Fortan, bis zu dem Spiel, in dem Tkachuk einen Ellenbogencheck gegen Doughty landete, erspielten sich die Flames eine Bilanz von 18-3-1, darunter waren zehn Siege in Serie.
"Du kannst einen 10-0 Lauf haben und du kannst in dieser Liga genauso leicht zehn Mal in Folge verlieren", sagte Elliott. "Sie haben etwas geschwächelt und wir haben sehr gut gespielt."
"So wie es momentan läuft, sagt das viel über diese Truppe aus, die selbst an sich glaubt und die sich auch nicht aufgibt, wenn die Fahrt einmal nach unten geht. Wir verrichteten einen guten Job und behielten den Kopf oben. Das war der Schlüssel, mit dem wir die Talfahrt gestoppt haben."
San Joses Vorsprung auf Calgary ist von 13 auf einen Punkt geschrumpft. Am 8. April treffen die beiden Mannschaften zum letzten Mal in dieser Saison aufeinander. Es bleibt bis zum Schluss ein fesselndes Rennen.

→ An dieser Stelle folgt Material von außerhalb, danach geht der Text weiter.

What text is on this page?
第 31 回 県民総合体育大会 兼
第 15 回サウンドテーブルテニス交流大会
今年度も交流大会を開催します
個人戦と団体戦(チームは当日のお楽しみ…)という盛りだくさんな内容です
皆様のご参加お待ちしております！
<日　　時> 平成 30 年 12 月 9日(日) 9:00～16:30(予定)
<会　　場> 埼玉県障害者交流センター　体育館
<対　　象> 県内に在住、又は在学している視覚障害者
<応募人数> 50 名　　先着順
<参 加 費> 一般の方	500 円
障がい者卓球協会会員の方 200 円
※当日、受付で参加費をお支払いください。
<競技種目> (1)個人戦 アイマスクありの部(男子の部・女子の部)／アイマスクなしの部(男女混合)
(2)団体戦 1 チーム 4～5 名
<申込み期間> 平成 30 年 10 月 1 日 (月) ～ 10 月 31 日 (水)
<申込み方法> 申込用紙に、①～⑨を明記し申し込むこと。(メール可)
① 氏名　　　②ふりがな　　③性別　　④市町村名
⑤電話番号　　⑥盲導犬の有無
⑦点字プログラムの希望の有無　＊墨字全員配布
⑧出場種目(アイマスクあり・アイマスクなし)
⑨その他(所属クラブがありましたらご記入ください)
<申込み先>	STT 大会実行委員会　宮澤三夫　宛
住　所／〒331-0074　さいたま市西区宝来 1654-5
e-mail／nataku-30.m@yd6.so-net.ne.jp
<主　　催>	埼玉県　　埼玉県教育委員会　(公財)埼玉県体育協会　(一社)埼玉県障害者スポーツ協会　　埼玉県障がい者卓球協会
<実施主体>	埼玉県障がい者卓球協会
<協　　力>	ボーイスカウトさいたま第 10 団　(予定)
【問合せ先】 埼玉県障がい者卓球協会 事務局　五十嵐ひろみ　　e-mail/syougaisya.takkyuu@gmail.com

"Es gibt kaum einen Unterschied", sagte Sharks Verteidiger Brent Burns. "Ein halber Schritt, eine halbe Sekunde, ein Missverständnis, alles kann ein Spiel verändern und am Ende steht es 5-2."
"Da muss man durch. Wir arbeiten daran, doch es klappt nicht. Wir wissen, dass wir eine großartige Mannschaft haben und wir müssen wieder zurückkommen. Wer weiß? Da bräuchten wir schon einen Weissager. Ich glaube, wir werden sehen, wie es ausgeht."